Cybersecurity is one of the most significant risk management issues for executives and boards of directors. Businesses are increasingly dependent on digital technologies and software applications to conduct their operations, and reports of data breaches are commonplace and are not likely to stop anytime soon.

The challenge is how to achieve your business objectives while also protecting proprietary, confidential, and personal information.

I counsel our clients with respect to how to manage data privacy and cybersecurity risks before they materialize, and work with them to review data privacy and protection policies, and design and implement new policies when necessary.
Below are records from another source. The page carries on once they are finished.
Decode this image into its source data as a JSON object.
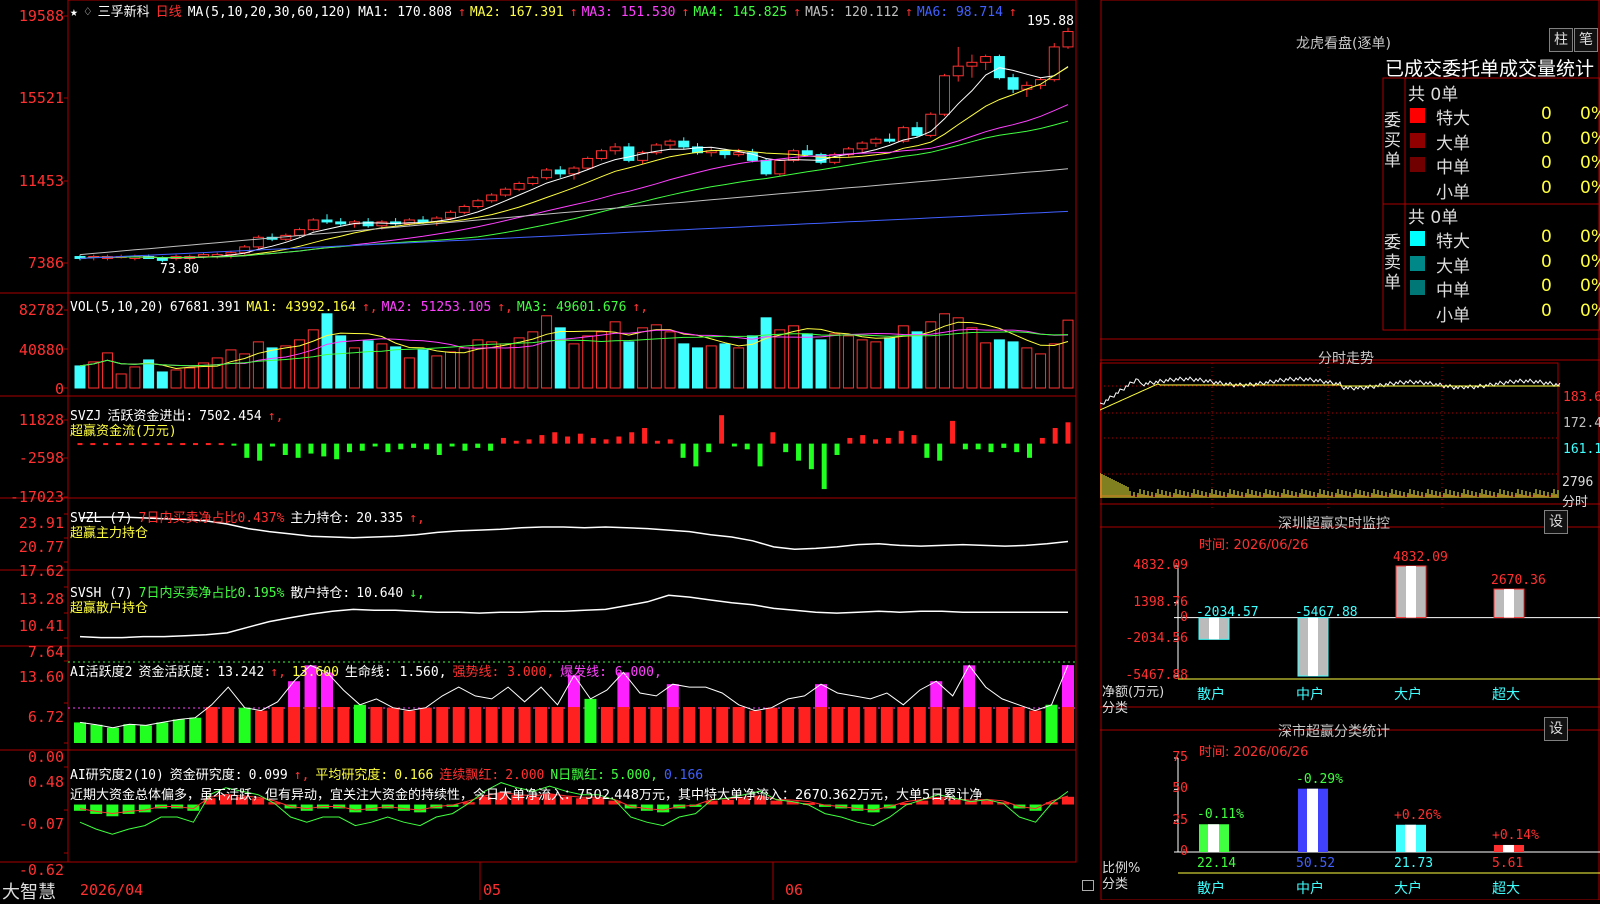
{
  "main": {
    "star": "★",
    "mark": "♢",
    "stock_name": "三孚新科",
    "period": "日线",
    "ma_label": "MA(5,10,20,30,60,120)",
    "ma": [
      {
        "name": "MA1:",
        "value": "170.808",
        "arrow": "↑",
        "color": "#ffffff"
      },
      {
        "name": "MA2:",
        "value": "167.391",
        "arrow": "↑",
        "color": "#ffff40"
      },
      {
        "name": "MA3:",
        "value": "151.530",
        "arrow": "↑",
        "color": "#ff40ff"
      },
      {
        "name": "MA4:",
        "value": "145.825",
        "arrow": "↑",
        "color": "#40ff40"
      },
      {
        "name": "MA5:",
        "value": "120.112",
        "arrow": "↑",
        "color": "#c0c0c0"
      },
      {
        "name": "MA6:",
        "value": "98.714",
        "arrow": "↑",
        "color": "#4060ff"
      }
    ],
    "price_axis": [
      "19588",
      "15521",
      "11453",
      "7386"
    ],
    "high_label": "195.88",
    "low_label": "73.80",
    "vol": {
      "label": "VOL(5,10,20)",
      "value": "67681.391",
      "ma": [
        {
          "name": "MA1:",
          "value": "43992.164",
          "color": "#ffff40"
        },
        {
          "name": "MA2:",
          "value": "51253.105",
          "color": "#ff40ff"
        },
        {
          "name": "MA3:",
          "value": "49601.676",
          "color": "#40ff40"
        }
      ],
      "axis": [
        "82782",
        "40880",
        "0"
      ]
    },
    "svzj": {
      "label": "SVZJ",
      "name": "活跃资金进出:",
      "value": "7502.454",
      "sub": "超赢资金流(万元)",
      "axis": [
        "11828",
        "-2598",
        "-17023"
      ]
    },
    "svzl": {
      "label": "SVZL (7)",
      "name1": "7日内买卖净占比0.437%",
      "name2": "主力持仓:",
      "value": "20.335",
      "sub": "超赢主力持仓",
      "axis": [
        "23.91",
        "20.77",
        "17.62"
      ]
    },
    "svsh": {
      "label": "SVSH (7)",
      "name1": "7日内买卖净占比0.195%",
      "name2": "散户持仓:",
      "value": "10.640",
      "sub": "超赢散户持仓",
      "axis": [
        "13.28",
        "10.41",
        "7.64"
      ]
    },
    "ai1": {
      "label": "AI活跃度2",
      "name": "资金活跃度:",
      "value": "13.242",
      "v2": "13.600",
      "life": "生命线: 1.560,",
      "strong": "强势线: 3.000,",
      "burst": "爆发线: 6.000,",
      "axis": [
        "13.60",
        "6.72",
        "0.00"
      ]
    },
    "ai2": {
      "label": "AI研究度2(10)",
      "name": "资金研究度:",
      "value": "0.099",
      "avg": "平均研究度:",
      "avg_value": "0.166",
      "cont": "连续飘红:",
      "cont_value": "2.000",
      "nday": "N日飘红:",
      "nday_value": "5.000,",
      "last": "0.166",
      "text": "近期大资金总体偏多，虽不活跃，但有异动，宜关注大资金的持续性，今日大单净流入：7502.448万元，其中特大单净流入：2670.362万元，大单5日累计净",
      "axis": [
        "0.48",
        "-0.07",
        "-0.62"
      ]
    },
    "footer": {
      "brand": "大智慧",
      "d1": "2026/04",
      "d2": "05",
      "d3": "06"
    }
  },
  "right": {
    "lhb_title": "龙虎看盘(逐单)",
    "btn_zhu": "柱",
    "btn_bi": "笔",
    "tabs_title": "已成交委托单成交量统计",
    "buy_group": "委买单",
    "sell_group": "委卖单",
    "buy_total": "共 0单",
    "sell_total": "共 0单",
    "buy_rows": [
      {
        "name": "特大",
        "count": "0",
        "pct": "0%",
        "color": "#ff0000"
      },
      {
        "name": "大单",
        "count": "0",
        "pct": "0%",
        "color": "#900000"
      },
      {
        "name": "中单",
        "count": "0",
        "pct": "0%",
        "color": "#700000"
      },
      {
        "name": "小单",
        "count": "0",
        "pct": "0%",
        "color": ""
      }
    ],
    "sell_rows": [
      {
        "name": "特大",
        "count": "0",
        "pct": "0%",
        "color": "#00ffff"
      },
      {
        "name": "大单",
        "count": "0",
        "pct": "0%",
        "color": "#008888"
      },
      {
        "name": "中单",
        "count": "0",
        "pct": "0%",
        "color": "#007777"
      },
      {
        "name": "小单",
        "count": "0",
        "pct": "0%",
        "color": ""
      }
    ],
    "intraday_title": "分时走势",
    "intraday_axis": [
      "183.6",
      "172.4",
      "161.1"
    ],
    "intraday_vol": "2796",
    "intraday_vol_unit": "分时",
    "sz_title": "深圳超赢实时监控",
    "sz_btn": "设",
    "sz_time": "时间: 2026/06/26",
    "sz_axis": [
      "4832.09",
      "1398.76",
      "0",
      "-2034.56",
      "-5467.88"
    ],
    "sz_ylabel1": "净额(万元)",
    "sz_ylabel2": "分类",
    "sz_cats": [
      "散户",
      "中户",
      "大户",
      "超大"
    ],
    "sz_values": [
      "-2034.57",
      "-5467.88",
      "4832.09",
      "2670.36"
    ],
    "cls_title": "深市超赢分类统计",
    "cls_btn": "设",
    "cls_time": "时间: 2026/06/26",
    "cls_axis": [
      "75",
      "50",
      "25",
      "0"
    ],
    "cls_ylabel1": "比例%",
    "cls_ylabel2": "分类",
    "cls_cats": [
      "散户",
      "中户",
      "大户",
      "超大"
    ],
    "cls_values": [
      "22.14",
      "50.52",
      "21.73",
      "5.61"
    ],
    "cls_changes": [
      "-0.11%",
      "-0.29%",
      "+0.26%",
      "+0.14%"
    ]
  },
  "chart_data": [
    {
      "type": "candlestick",
      "title": "三孚新科 日线",
      "ylim": [
        7386,
        19588
      ],
      "candles": [
        [
          77,
          78,
          75,
          76
        ],
        [
          77,
          78,
          75,
          77
        ],
        [
          76,
          78,
          75,
          77
        ],
        [
          77,
          78,
          76,
          77
        ],
        [
          76,
          78,
          75,
          77
        ],
        [
          77,
          78,
          76,
          76
        ],
        [
          76,
          77,
          74,
          75
        ],
        [
          76,
          78,
          75,
          77
        ],
        [
          76,
          78,
          75,
          77
        ],
        [
          77,
          79,
          76,
          78
        ],
        [
          77,
          79,
          76,
          78
        ],
        [
          78,
          80,
          76,
          79
        ],
        [
          79,
          83,
          78,
          82
        ],
        [
          82,
          88,
          81,
          87
        ],
        [
          87,
          89,
          85,
          86
        ],
        [
          86,
          89,
          85,
          88
        ],
        [
          88,
          92,
          87,
          91
        ],
        [
          91,
          97,
          90,
          96
        ],
        [
          96,
          99,
          94,
          95
        ],
        [
          95,
          97,
          93,
          94
        ],
        [
          94,
          96,
          92,
          95
        ],
        [
          95,
          97,
          92,
          93
        ],
        [
          93,
          96,
          91,
          95
        ],
        [
          95,
          97,
          93,
          94
        ],
        [
          94,
          97,
          93,
          96
        ],
        [
          96,
          98,
          94,
          95
        ],
        [
          95,
          98,
          93,
          97
        ],
        [
          97,
          101,
          96,
          100
        ],
        [
          100,
          104,
          99,
          103
        ],
        [
          103,
          107,
          102,
          106
        ],
        [
          106,
          110,
          105,
          109
        ],
        [
          109,
          113,
          108,
          112
        ],
        [
          112,
          116,
          111,
          115
        ],
        [
          115,
          119,
          114,
          118
        ],
        [
          118,
          123,
          117,
          122
        ],
        [
          122,
          124,
          118,
          120
        ],
        [
          120,
          124,
          117,
          123
        ],
        [
          123,
          129,
          122,
          128
        ],
        [
          128,
          133,
          127,
          132
        ],
        [
          132,
          136,
          130,
          134
        ],
        [
          134,
          136,
          126,
          127
        ],
        [
          127,
          132,
          125,
          131
        ],
        [
          131,
          136,
          130,
          135
        ],
        [
          135,
          138,
          133,
          137
        ],
        [
          137,
          139,
          133,
          134
        ],
        [
          134,
          136,
          130,
          131
        ],
        [
          131,
          134,
          129,
          132
        ],
        [
          132,
          133,
          128,
          130
        ],
        [
          130,
          133,
          129,
          131
        ],
        [
          131,
          133,
          126,
          127
        ],
        [
          127,
          128,
          119,
          120
        ],
        [
          120,
          128,
          119,
          127
        ],
        [
          127,
          133,
          126,
          132
        ],
        [
          132,
          135,
          129,
          130
        ],
        [
          130,
          131,
          125,
          126
        ],
        [
          126,
          131,
          125,
          130
        ],
        [
          130,
          134,
          129,
          133
        ],
        [
          133,
          137,
          131,
          136
        ],
        [
          136,
          139,
          134,
          138
        ],
        [
          138,
          141,
          136,
          137
        ],
        [
          137,
          145,
          136,
          144
        ],
        [
          144,
          147,
          139,
          140
        ],
        [
          140,
          152,
          139,
          151
        ],
        [
          151,
          172,
          150,
          171
        ],
        [
          171,
          186,
          168,
          176
        ],
        [
          176,
          182,
          170,
          178
        ],
        [
          178,
          182,
          174,
          181
        ],
        [
          181,
          182,
          169,
          170
        ],
        [
          170,
          172,
          162,
          164
        ],
        [
          164,
          168,
          160,
          166
        ],
        [
          166,
          170,
          164,
          169
        ],
        [
          169,
          188,
          168,
          186
        ],
        [
          186,
          196,
          185,
          194
        ]
      ]
    },
    {
      "type": "bar",
      "title": "VOL(5,10,20)",
      "ylim": [
        0,
        82782
      ],
      "values": [
        22000,
        26000,
        35000,
        14000,
        21000,
        28000,
        16000,
        18000,
        20000,
        25000,
        30000,
        38000,
        34000,
        46000,
        40000,
        42000,
        48000,
        58000,
        74000,
        52000,
        40000,
        47000,
        44000,
        41000,
        30000,
        38000,
        32000,
        36000,
        40000,
        48000,
        46000,
        44000,
        50000,
        56000,
        72000,
        60000,
        44000,
        52000,
        56000,
        66000,
        46000,
        60000,
        63000,
        56000,
        44000,
        40000,
        42000,
        44000,
        40000,
        52000,
        70000,
        58000,
        62000,
        54000,
        48000,
        54000,
        52000,
        48000,
        46000,
        50000,
        62000,
        56000,
        66000,
        74000,
        70000,
        60000,
        45000,
        48000,
        46000,
        40000,
        34000,
        44000,
        67681
      ]
    },
    {
      "type": "bar",
      "title": "SVZJ 超赢资金流(万元)",
      "ylim": [
        -17023,
        11828
      ],
      "values": [
        200,
        200,
        200,
        200,
        200,
        200,
        200,
        200,
        200,
        200,
        200,
        200,
        -500,
        -5000,
        -6000,
        -1000,
        -4000,
        -5000,
        -3500,
        -4500,
        -5500,
        -3000,
        -2500,
        -1000,
        -3000,
        -2000,
        -1500,
        -2000,
        -4000,
        -1000,
        -2500,
        -1500,
        -2500,
        2000,
        1000,
        1500,
        3000,
        4000,
        2500,
        3500,
        2000,
        1500,
        2500,
        4000,
        5500,
        1000,
        1500,
        -5000,
        -8000,
        -3000,
        10000,
        -1000,
        -2000,
        -8000,
        4000,
        -3000,
        -6000,
        -9000,
        -16000,
        -4000,
        2000,
        3000,
        1500,
        2000,
        4500,
        3000,
        -5000,
        -6000,
        8000,
        -2000,
        -2000,
        -3000,
        -1500,
        -3000,
        -5000,
        2000,
        5500,
        7502
      ]
    },
    {
      "type": "line",
      "title": "SVZL 超赢主力持仓",
      "ylim": [
        17.62,
        23.91
      ],
      "values": [
        23.4,
        23.5,
        23.5,
        23.4,
        23.3,
        23.2,
        23.0,
        22.6,
        22.0,
        21.6,
        21.3,
        21.0,
        20.9,
        20.8,
        20.9,
        21.0,
        21.2,
        21.5,
        21.7,
        21.8,
        21.9,
        22.1,
        22.2,
        22.2,
        22.1,
        22.2,
        22.1,
        22.0,
        21.8,
        21.6,
        21.2,
        20.9,
        20.4,
        19.6,
        19.3,
        19.4,
        19.6,
        19.9,
        20.0,
        19.8,
        19.7,
        19.8,
        19.9,
        19.8,
        19.7,
        19.8,
        20.0,
        20.3
      ]
    },
    {
      "type": "line",
      "title": "SVSH 超赢散户持仓",
      "ylim": [
        7.64,
        13.28
      ],
      "values": [
        8.0,
        7.9,
        7.9,
        8.0,
        8.0,
        8.1,
        8.2,
        8.4,
        9.0,
        9.6,
        10.0,
        10.4,
        10.7,
        10.9,
        10.8,
        10.8,
        10.7,
        10.6,
        10.6,
        10.5,
        10.6,
        10.6,
        10.7,
        10.7,
        10.8,
        10.9,
        11.3,
        11.7,
        12.4,
        12.2,
        11.9,
        11.6,
        11.4,
        11.0,
        10.8,
        10.6,
        10.5,
        10.6,
        10.7,
        10.6,
        10.7,
        10.7,
        10.6,
        10.6,
        10.6,
        10.6,
        10.6,
        10.6
      ]
    },
    {
      "type": "bar",
      "title": "AI活跃度2",
      "ylim": [
        0,
        13.6
      ],
      "values": [
        3.5,
        3.1,
        2.6,
        3.2,
        3.0,
        3.5,
        4.0,
        4.3,
        6.5,
        9.5,
        6.0,
        5.5,
        7.0,
        10.5,
        13.2,
        12.0,
        9.0,
        6.5,
        7.5,
        6.0,
        5.5,
        6.0,
        8.0,
        9.5,
        8.0,
        7.5,
        9.5,
        7.0,
        9.5,
        6.5,
        11.5,
        7.5,
        9.0,
        12.0,
        8.5,
        8.0,
        10.0,
        9.5,
        9.5,
        8.5,
        6.5,
        5.5,
        6.0,
        7.5,
        8.0,
        10.0,
        8.5,
        8.0,
        7.5,
        8.5,
        6.5,
        9.0,
        10.5,
        8.0,
        13.2,
        9.5,
        7.5,
        6.5,
        5.5,
        6.5,
        13.24
      ]
    },
    {
      "type": "bar",
      "title": "AI研究度2(10)",
      "ylim": [
        -0.62,
        0.48
      ],
      "values": [
        -0.08,
        -0.12,
        -0.15,
        -0.12,
        -0.1,
        -0.05,
        -0.05,
        -0.08,
        0.08,
        0.12,
        0.1,
        0.08,
        0.03,
        -0.05,
        -0.08,
        -0.05,
        -0.05,
        -0.1,
        -0.08,
        -0.05,
        -0.08,
        -0.1,
        -0.05,
        -0.03,
        0.03,
        0.1,
        0.15,
        0.12,
        0.1,
        0.13,
        0.1,
        0.08,
        0.08,
        0.05,
        -0.05,
        -0.08,
        -0.1,
        -0.05,
        -0.03,
        0.05,
        0.06,
        0.08,
        0.1,
        0.05,
        0.04,
        0.02,
        -0.03,
        -0.05,
        -0.08,
        -0.1,
        -0.05,
        0.02,
        0.05,
        0.08,
        0.06,
        0.04,
        0.05,
        0.03,
        -0.05,
        -0.08,
        0.03,
        0.099
      ]
    },
    {
      "type": "bar",
      "title": "深圳超赢实时监控",
      "categories": [
        "散户",
        "中户",
        "大户",
        "超大"
      ],
      "values": [
        -2034.57,
        -5467.88,
        4832.09,
        2670.36
      ],
      "ylim": [
        -5467.88,
        4832.09
      ],
      "xlabel": "分类",
      "ylabel": "净额(万元)"
    },
    {
      "type": "bar",
      "title": "深市超赢分类统计",
      "categories": [
        "散户",
        "中户",
        "大户",
        "超大"
      ],
      "values": [
        22.14,
        50.52,
        21.73,
        5.61
      ],
      "ylim": [
        0,
        75
      ],
      "xlabel": "分类",
      "ylabel": "比例%"
    }
  ]
}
Drawing on my broad experiences in law, compliance, and information technology, I also provide legal and strategic counsel for effectively managing the crisis that often surrounds a data breach or loss of sensitive information.


The cybersecurity practice also advises clients across a broad range of data protection and privacy laws, including obligations under the Health Insurance Portability and Accountability Act (HIPAA), the Gramm-Leach-Bliley Act (GLBA), the CAN-SPAM Act, the Electronic Communications Privacy Act (ECPA), the Children’s Online Privacy Protection Act (COPPA), the Fair Credit Reporting Act (FCRA), the Federal Trade Commission Act, Sarbanes-Oxley, and other federal and state laws.

I also advise companies on the data privacy and security implications of mergers and acquisitions, outsourcing arrangements, and other transactions.

Managing Cybersecurity Risks

Every business – no matter the size – is vulnerable to cyberattack and data loss. Although understanding cybersecurity risks as they relate to your business is a fundamental part of managing your business, the question of how to identify and manage cybersecurity risks remains a challenging one.

Identifying and managing your cybersecurity risks requires a company-wide assessment of business practices, the development of policies and practices, and the harnessing of resources to have the ability to respond in a timely way. I am well-situated to provide counsel to your business and to help you develop and implement the critical corporate infrastructure, policies, and procedures necessary to protect against, and react to, cybersecurity, data protection, and privacy threats.

Data Breach Response

In the event of a breach, I can provide comprehensive incident response assistance. This assistance can take the form of assisting in the investigation of data breach incidents, managing the activities of outside experts, and interaction with state and federal law enforcement authorities and regulators.